GLASGOW City Council has approved a strategy to develop the 90 lanes in the city centre. A number of lanes throughout the central area are now targeted for initial projects.
Many lanes in the city centre, such as Mitchell Lane, are already successful, attractive destinations featuring shops, restaurants and bars, but a significant number are not, with problems including anti-social behaviour and unauthorised parking.
The City Centre Lane Strategy aims to encourage land owners to make full use of the lanes network, which is a valuable part of Glasgow’s heritage and character, and make it more attractive to visitors through improved landscaping and a higher-quality environment.
West Regent Lane
Consultation took place with residents, businesses and other organisations, and the city council has looked at how cities such as Montreal, San Francisco and Seattle have developed their lanes.
Key findings included:
— Eighty nine per cent felt that arts and culture should form part of the strategy
— Eighty four per cent felt public health and community safety should be addressed
— Seventy five per cent raised the issues of waste and recycling — there was a general feeling that cleanliness and safety issues should be resolved first.
Seven demonstrator projects with distinct themes, largely led by lane owners, businesses and communities, are now planned for areas around the city centre.
— The west end of Sauchiehall Lane, where the the theme will be evening economy entertainment.
— The Willow tearoom section of Sauchiehall Lane, which will focus on heritage and management of lanes.

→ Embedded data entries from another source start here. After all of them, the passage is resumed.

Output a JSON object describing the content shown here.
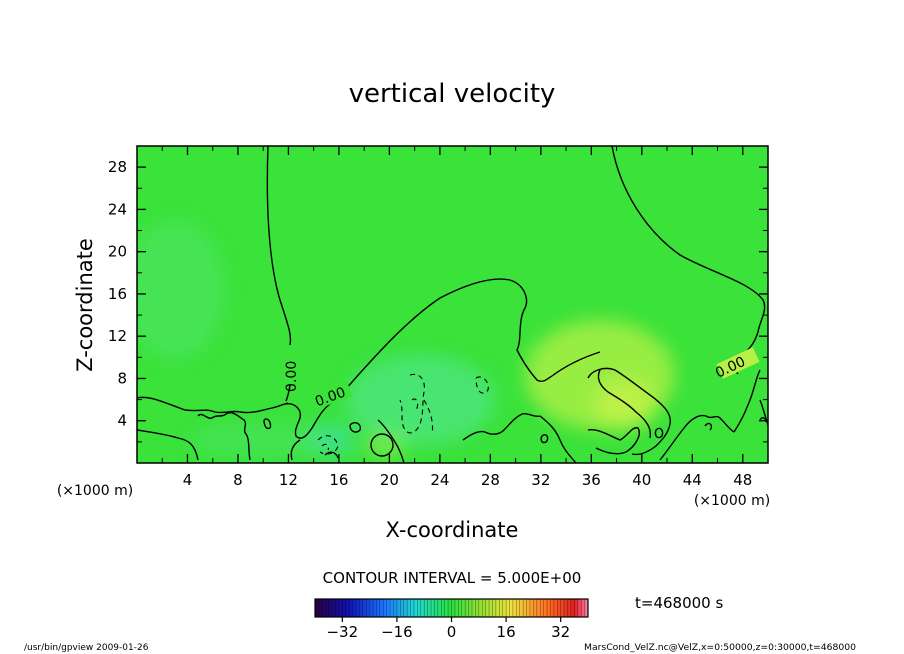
{
  "chart_data": {
    "type": "contour",
    "title": "vertical velocity",
    "xlabel": "X-coordinate",
    "ylabel": "Z-coordinate",
    "x_unit_left": "(×1000 m)",
    "x_unit_right": "(×1000 m)",
    "xlim": [
      0,
      50
    ],
    "ylim": [
      0,
      30
    ],
    "x_ticks": [
      "4",
      "8",
      "12",
      "16",
      "20",
      "24",
      "28",
      "32",
      "36",
      "40",
      "44",
      "48"
    ],
    "y_ticks": [
      "4",
      "8",
      "12",
      "16",
      "20",
      "24",
      "28"
    ],
    "contour_labels": [
      {
        "text": "0.00",
        "x": 12.2,
        "z": 8.2,
        "rotate": -90
      },
      {
        "text": "0.00",
        "x": 15.3,
        "z": 6.3,
        "rotate": -20
      },
      {
        "text": "0.00",
        "x": 47.0,
        "z": 9.1,
        "rotate": -25
      }
    ],
    "contour_interval_label": "CONTOUR INTERVAL = 5.000E+00",
    "time_label": "t=468000 s",
    "colorbar_ticks": [
      "−32",
      "−16",
      "0",
      "16",
      "32"
    ],
    "colorbar_range": [
      -40,
      40
    ],
    "grid": false
  },
  "footer": {
    "left": "/usr/bin/gpview   2009-01-26",
    "right": "MarsCond_VelZ.nc@VelZ,x=0:50000,z=0:30000,t=468000"
  },
  "colors": {
    "background_field": "#3ae23a",
    "contour": "#000000"
  }
}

— Bath Lane between Wellington Street and Renfield Street, with the themes of culture, entertainment and development of new lanes.

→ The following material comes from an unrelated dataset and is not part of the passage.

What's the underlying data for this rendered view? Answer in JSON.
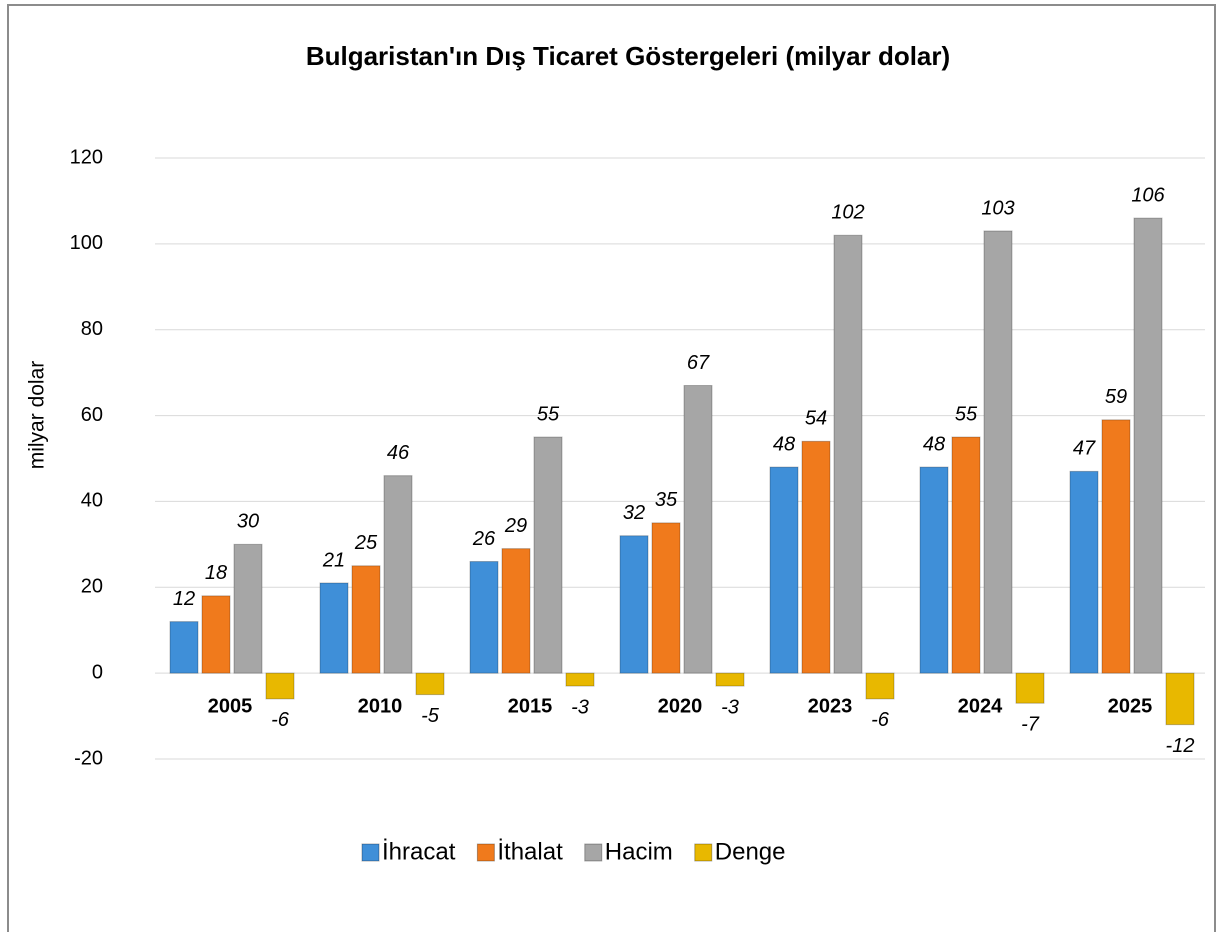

— Renfield Lane, Drury Street, Gordon Lane, Mitchell Lane, where themes will include events, evening economy, entertainment and heritage.
— Springfield Court, McCormack Lane, Princes Court, Royal Exhange Squareand North Court Lane where the focus will be on retail and entertainment, culture and development of new lanes.

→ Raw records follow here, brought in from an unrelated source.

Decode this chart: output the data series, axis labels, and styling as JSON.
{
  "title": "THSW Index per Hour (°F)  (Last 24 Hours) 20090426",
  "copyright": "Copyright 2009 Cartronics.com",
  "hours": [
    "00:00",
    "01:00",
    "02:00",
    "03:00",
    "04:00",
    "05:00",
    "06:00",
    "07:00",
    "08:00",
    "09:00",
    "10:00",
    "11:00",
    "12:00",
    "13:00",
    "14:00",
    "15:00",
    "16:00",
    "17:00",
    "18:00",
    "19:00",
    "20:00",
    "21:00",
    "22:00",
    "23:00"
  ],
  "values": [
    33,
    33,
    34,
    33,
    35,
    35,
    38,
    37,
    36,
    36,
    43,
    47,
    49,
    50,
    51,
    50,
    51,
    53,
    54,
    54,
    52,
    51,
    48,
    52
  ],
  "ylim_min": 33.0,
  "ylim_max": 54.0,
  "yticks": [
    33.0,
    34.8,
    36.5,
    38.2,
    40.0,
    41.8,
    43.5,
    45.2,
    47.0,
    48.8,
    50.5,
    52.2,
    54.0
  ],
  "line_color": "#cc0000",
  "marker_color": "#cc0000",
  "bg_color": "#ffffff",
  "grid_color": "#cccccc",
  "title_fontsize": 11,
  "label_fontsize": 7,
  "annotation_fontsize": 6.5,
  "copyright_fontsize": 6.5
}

— Buccleuch Lane and Dalhousie Lane in Garnethill, a residential area, where the emphasis will be on green space.
— Tontine Lane and Elmbank Gardens which will have the themes of arts, culture, making and employment.
The council says it will work with partners in the cultural, creative, advertising and property sectors to progress the strategy.
Councillor Kenny McLean, city convener for neighbourhoods, housing and public Rrealm at Glasgow City Council, said: “The approval of the City Centre Lane Strategy allows us to begin work with our partners that will make the most of what is an unrealised asset for the city.
“The regeneration of the area’s lanes will bring new life to the city, and deliver cultural, economic and social benefits for Glasgow.”